🤖 AI Summary
This work addresses the challenge of structure-from-motion (SfM) in extremely low-light conditions, where conventional methods fail due to unreliable feature extraction at signal-to-noise ratios below −4 dB. The authors propose a teacher–student distillation framework that transfers knowledge from large-scale 3D foundation models to ultra-low-light scenarios without requiring 3D supervision, relying solely on paired noisy and clean raw images for training. To enable this, they synthesize training data using Poisson–Gaussian noise modeling, employ a coarse-to-fine radiance field optimization strategy, and introduce the first exposure-bracketed raw image dataset tailored for low-light SfM and novel view synthesis. This approach achieves state-of-the-art performance in both tasks, demonstrating robust SfM reconstruction from raw images under extremely low SNR—without any ground-truth 3D annotations.
📝 Abstract
We introduce Dark3R, a framework for structure from motion in the dark that operates directly on raw images with signal-to-noise ratios (SNRs) below $-4$ dB -- a regime where conventional feature- and learning-based methods break down. Our key insight is to adapt large-scale 3D foundation models to extreme low-light conditions through a teacher--student distillation process, enabling robust feature matching and camera pose estimation in low light.
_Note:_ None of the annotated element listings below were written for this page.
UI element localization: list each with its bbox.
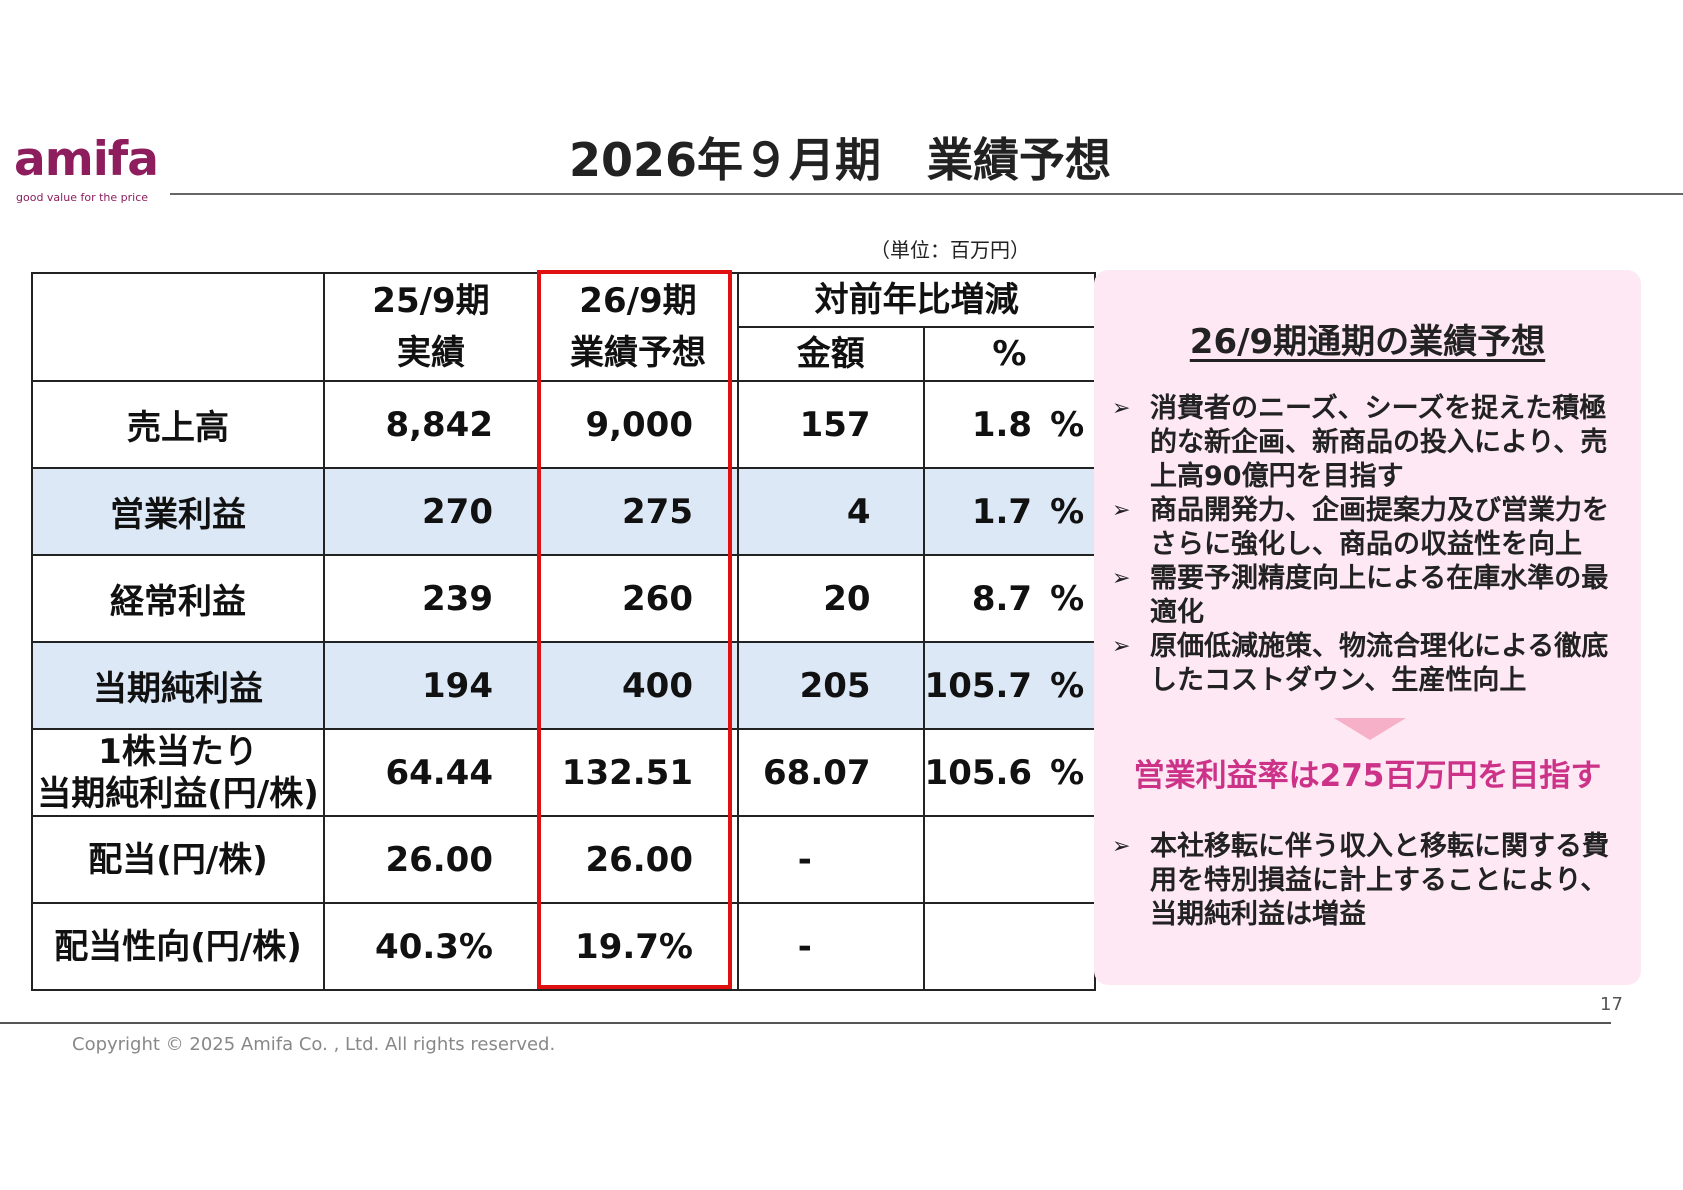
arrow-bullet-icon: ➢ — [1112, 634, 1131, 659]
table-row: 配当(円/株) 26.00 26.00 - — [31, 815, 1097, 904]
bullet-text: 本社移転に伴う収入と移転に関する費用を特別損益に計上することにより、当期純利益は… — [1150, 831, 1609, 930]
cell-percent — [922, 815, 1097, 904]
footer-divider — [0, 1022, 1611, 1024]
header-forecast-period: 26/9期 — [579, 281, 697, 321]
title-divider — [170, 193, 1683, 195]
percent-value: 105.7 — [924, 665, 1033, 706]
percent-value: 105.6 — [924, 752, 1033, 793]
cell-forecast: 275 — [537, 467, 739, 556]
percent-sign: % — [1050, 752, 1085, 793]
row-label: 経常利益 — [31, 554, 325, 643]
cell-percent: 1.8% — [922, 380, 1097, 469]
table-row: 売上高 8,842 9,000 157 1.8% — [31, 380, 1097, 469]
table-header-row: 25/9期 実績 26/9期 業績予想 対前年比増減 — [31, 272, 1097, 382]
bullet-list-secondary: ➢ 本社移転に伴う収入と移転に関する費用を特別損益に計上することにより、当期純利益… — [1108, 830, 1628, 932]
cell-percent: 8.7% — [922, 554, 1097, 643]
header-forecast-label: 業績予想 — [570, 333, 706, 373]
row-label-line2: 当期純利益(円/株) — [37, 773, 319, 814]
forecast-table: 25/9期 実績 26/9期 業績予想 対前年比増減 金額 % 売上高 8,84… — [31, 272, 1097, 991]
percent-sign: % — [1050, 665, 1085, 706]
header-forecast: 26/9期 業績予想 — [537, 272, 739, 382]
percent-value: 8.7 — [971, 578, 1033, 619]
cell-actual: 26.00 — [323, 815, 539, 904]
percent-sign: % — [1050, 578, 1085, 619]
cell-forecast: 260 — [537, 554, 739, 643]
list-item: ➢ 原価低減施策、物流合理化による徹底したコストダウン、生産性向上 — [1108, 630, 1628, 698]
cell-actual: 8,842 — [323, 380, 539, 469]
cell-percent: 105.6% — [922, 728, 1097, 817]
cell-amount: 157 — [737, 380, 925, 469]
percent-value: 1.7 — [971, 491, 1033, 532]
bullet-text: 商品開発力、企画提案力及び営業力をさらに強化し、商品の収益性を向上 — [1150, 495, 1609, 560]
panel-title: 26/9期通期の業績予想 — [1189, 322, 1546, 362]
arrow-bullet-icon: ➢ — [1112, 834, 1131, 859]
table-row: 1株当たり 当期純利益(円/株) 64.44 132.51 68.07 105.… — [31, 728, 1097, 817]
list-item: ➢ 商品開発力、企画提案力及び営業力をさらに強化し、商品の収益性を向上 — [1108, 494, 1628, 562]
bullet-text: 需要予測精度向上による在庫水準の最適化 — [1150, 563, 1609, 628]
row-label: 1株当たり 当期純利益(円/株) — [31, 728, 325, 817]
bullet-text: 原価低減施策、物流合理化による徹底したコストダウン、生産性向上 — [1150, 631, 1609, 696]
header-actual-label: 実績 — [397, 333, 465, 373]
cell-actual: 64.44 — [323, 728, 539, 817]
row-label: 営業利益 — [31, 467, 325, 556]
arrow-bullet-icon: ➢ — [1112, 566, 1131, 591]
cell-forecast: 19.7% — [537, 902, 739, 991]
header-blank-cell — [31, 272, 325, 382]
logo-tagline: good value for the price — [16, 191, 149, 204]
cell-percent: 105.7% — [922, 641, 1097, 730]
cell-actual: 239 — [323, 554, 539, 643]
header-yoy-group: 対前年比増減 — [736, 272, 1097, 328]
copyright-notice: Copyright © 2025 Amifa Co. , Ltd. All ri… — [72, 1034, 556, 1055]
cell-actual: 194 — [323, 641, 539, 730]
header-percent: % — [922, 326, 1097, 382]
cell-forecast: 26.00 — [537, 815, 739, 904]
row-label: 売上高 — [31, 380, 325, 469]
arrow-bullet-icon: ➢ — [1112, 396, 1131, 421]
bullet-text: 消費者のニーズ、シーズを捉えた積極的な新企画、新商品の投入により、売上高90億円… — [1150, 393, 1608, 492]
page-number: 17 — [1600, 994, 1623, 1015]
cell-forecast: 132.51 — [537, 728, 739, 817]
row-label: 当期純利益 — [31, 641, 325, 730]
cell-amount: - — [737, 902, 925, 991]
cell-percent — [922, 902, 1097, 991]
cell-actual: 270 — [323, 467, 539, 556]
cell-amount: - — [737, 815, 925, 904]
amifa-logo: amifa good value for the price — [14, 136, 164, 206]
list-item: ➢ 需要予測精度向上による在庫水準の最適化 — [1108, 562, 1628, 630]
cell-actual: 40.3% — [323, 902, 539, 991]
header-actual: 25/9期 実績 — [323, 272, 539, 382]
down-arrow-icon — [1334, 718, 1406, 740]
row-label-line1: 1株当たり — [98, 731, 258, 772]
percent-sign: % — [1050, 491, 1085, 532]
percent-value: 1.8 — [971, 404, 1033, 445]
page-title: 2026年９月期 業績予想 — [568, 133, 1112, 187]
cell-forecast: 400 — [537, 641, 739, 730]
cell-amount: 4 — [737, 467, 925, 556]
cell-amount: 68.07 — [737, 728, 925, 817]
list-item: ➢ 消費者のニーズ、シーズを捉えた積極的な新企画、新商品の投入により、売上高90億… — [1108, 392, 1628, 494]
header-actual-period: 25/9期 — [372, 281, 490, 321]
table-row: 配当性向(円/株) 40.3% 19.7% - — [31, 902, 1097, 991]
arrow-bullet-icon: ➢ — [1112, 498, 1131, 523]
bullet-list: ➢ 消費者のニーズ、シーズを捉えた積極的な新企画、新商品の投入により、売上高90億… — [1108, 392, 1628, 698]
table-row: 経常利益 239 260 20 8.7% — [31, 554, 1097, 643]
percent-sign: % — [1050, 404, 1085, 445]
unit-note: （単位：百万円） — [870, 238, 1030, 262]
forecast-summary-panel: 26/9期通期の業績予想 ➢ 消費者のニーズ、シーズを捉えた積極的な新企画、新商品… — [1094, 270, 1641, 985]
header-amount: 金額 — [737, 326, 925, 382]
list-item: ➢ 本社移転に伴う収入と移転に関する費用を特別損益に計上することにより、当期純利益… — [1108, 830, 1628, 932]
target-statement: 営業利益率は275百万円を目指す — [1133, 758, 1602, 794]
table-row: 当期純利益 194 400 205 105.7% — [31, 641, 1097, 730]
table-subheader-row: 金額 % — [32, 326, 1097, 382]
cell-amount: 20 — [737, 554, 925, 643]
row-label: 配当(円/株) — [31, 815, 325, 904]
cell-forecast: 9,000 — [537, 380, 739, 469]
cell-amount: 205 — [737, 641, 925, 730]
logo-wordmark: amifa — [14, 132, 159, 187]
row-label: 配当性向(円/株) — [31, 902, 325, 991]
table-row: 営業利益 270 275 4 1.7% — [31, 467, 1097, 556]
cell-percent: 1.7% — [922, 467, 1097, 556]
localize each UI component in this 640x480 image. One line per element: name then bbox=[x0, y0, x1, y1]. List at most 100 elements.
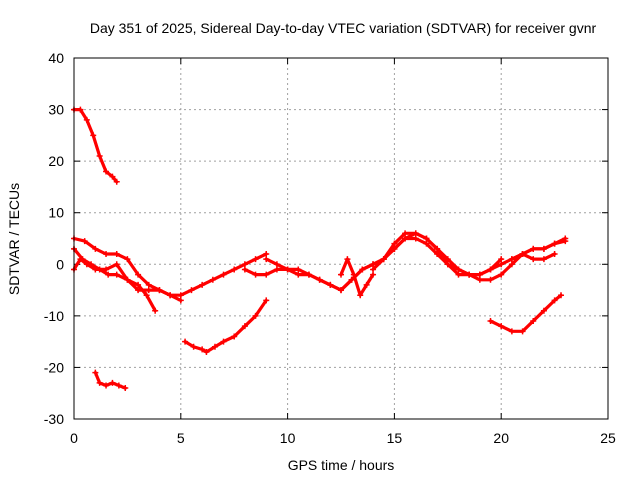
data-point bbox=[77, 106, 84, 113]
data-point bbox=[508, 256, 515, 263]
data-point bbox=[498, 261, 505, 268]
x-tick-label: 5 bbox=[177, 430, 185, 446]
data-point bbox=[135, 287, 142, 294]
data-point bbox=[476, 271, 483, 278]
axis-ticks: 0 5 10 15 20 25 -30 -20 -10 0 10 20 30 40 bbox=[44, 50, 616, 446]
data-point bbox=[284, 266, 291, 273]
data-point bbox=[263, 297, 270, 304]
data-point bbox=[363, 281, 370, 288]
y-axis-label: SDTVAR / TECUs bbox=[6, 183, 22, 295]
data-point bbox=[487, 266, 494, 273]
data-point bbox=[156, 287, 163, 294]
data-point bbox=[263, 271, 270, 278]
data-point bbox=[92, 266, 99, 273]
y-tick-label: 0 bbox=[56, 256, 64, 272]
data-point bbox=[273, 261, 280, 268]
data-point bbox=[190, 343, 197, 350]
data-point bbox=[498, 271, 505, 278]
data-point bbox=[338, 271, 344, 278]
data-point bbox=[423, 240, 430, 247]
x-axis-label: GPS time / hours bbox=[288, 457, 395, 473]
data-point bbox=[305, 271, 312, 278]
data-point bbox=[252, 256, 259, 263]
data-point bbox=[122, 385, 129, 392]
data-point bbox=[402, 230, 409, 237]
data-point bbox=[92, 245, 99, 252]
data-point bbox=[211, 343, 218, 350]
data-point bbox=[241, 261, 248, 268]
series-track-6 bbox=[183, 298, 268, 354]
data-point bbox=[508, 328, 515, 335]
data-point bbox=[348, 276, 355, 283]
data-point bbox=[252, 271, 259, 278]
data-point bbox=[455, 271, 462, 278]
y-tick-label: -20 bbox=[44, 359, 64, 375]
data-point bbox=[498, 323, 505, 330]
y-tick-label: -30 bbox=[44, 411, 64, 427]
data-point bbox=[295, 271, 302, 278]
data-point bbox=[135, 271, 142, 278]
data-point bbox=[350, 271, 357, 278]
data-point bbox=[109, 379, 116, 386]
data-point bbox=[434, 245, 441, 252]
series-track-10 bbox=[339, 257, 375, 297]
series-track-8 bbox=[264, 231, 567, 292]
x-tick-label: 10 bbox=[280, 430, 296, 446]
data-point bbox=[263, 250, 270, 257]
data-point bbox=[77, 256, 84, 263]
data-point bbox=[177, 297, 184, 304]
data-point bbox=[402, 235, 409, 242]
data-point bbox=[152, 307, 159, 314]
data-point bbox=[231, 333, 238, 340]
data-point bbox=[115, 382, 122, 389]
data-point bbox=[113, 261, 120, 268]
y-tick-label: 30 bbox=[48, 102, 64, 118]
data-point bbox=[273, 266, 280, 273]
data-point bbox=[103, 168, 110, 175]
data-point bbox=[391, 240, 398, 247]
data-point bbox=[316, 276, 323, 283]
data-point bbox=[562, 235, 569, 242]
data-point bbox=[487, 318, 494, 325]
data-series bbox=[71, 106, 569, 392]
y-tick-label: 40 bbox=[48, 50, 64, 66]
series-track-1 bbox=[72, 107, 119, 184]
data-point bbox=[241, 266, 248, 273]
data-point bbox=[113, 271, 120, 278]
data-point bbox=[412, 235, 419, 242]
x-tick-label: 15 bbox=[387, 430, 403, 446]
data-point bbox=[508, 261, 515, 268]
data-point bbox=[519, 328, 526, 335]
data-point bbox=[177, 292, 184, 299]
y-tick-label: 10 bbox=[48, 205, 64, 221]
data-point bbox=[423, 235, 430, 242]
data-point bbox=[540, 256, 547, 263]
data-point bbox=[344, 256, 351, 263]
data-point bbox=[359, 266, 366, 273]
data-point bbox=[199, 281, 206, 288]
data-point bbox=[81, 238, 88, 245]
data-point bbox=[92, 369, 99, 376]
data-point bbox=[370, 266, 377, 273]
series-track-11 bbox=[488, 293, 563, 333]
x-tick-label: 25 bbox=[600, 430, 616, 446]
data-point bbox=[220, 271, 227, 278]
data-point bbox=[145, 281, 152, 288]
data-point bbox=[241, 323, 248, 330]
data-point bbox=[558, 292, 565, 299]
data-point bbox=[551, 250, 558, 257]
x-tick-label: 0 bbox=[70, 430, 78, 446]
data-point bbox=[103, 382, 110, 389]
data-point bbox=[370, 261, 377, 268]
data-point bbox=[109, 173, 116, 180]
series-track-3 bbox=[72, 236, 268, 297]
data-point bbox=[455, 266, 462, 273]
y-tick-label: 20 bbox=[48, 153, 64, 169]
chart-title: Day 351 of 2025, Sidereal Day-to-day VTE… bbox=[90, 20, 597, 36]
data-point bbox=[135, 281, 142, 288]
data-point bbox=[338, 287, 344, 294]
data-point bbox=[124, 276, 131, 283]
data-point bbox=[83, 261, 90, 268]
data-point bbox=[370, 271, 377, 278]
y-tick-label: -10 bbox=[44, 308, 64, 324]
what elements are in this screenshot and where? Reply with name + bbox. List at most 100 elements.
Dark3R requires no 3D supervision; it is trained solely on noisy--clean raw image pairs, which can be either captured directly or synthesized using a simple Poisson--Gaussian noise model applied to well-exposed raw images. To train and evaluate our approach, we introduce a new, exposure-bracketed dataset that includes $\sim$42,000 multi-view raw images with ground-truth 3D annotations, and we demonstrate that Dark3R achieves state-of-the-art structure from motion in the low-SNR regime. Further, we demonstrate state-of-the-art novel view synthesis in the dark using Dark3R's predicted poses and a coarse-to-fine radiance field optimization procedure.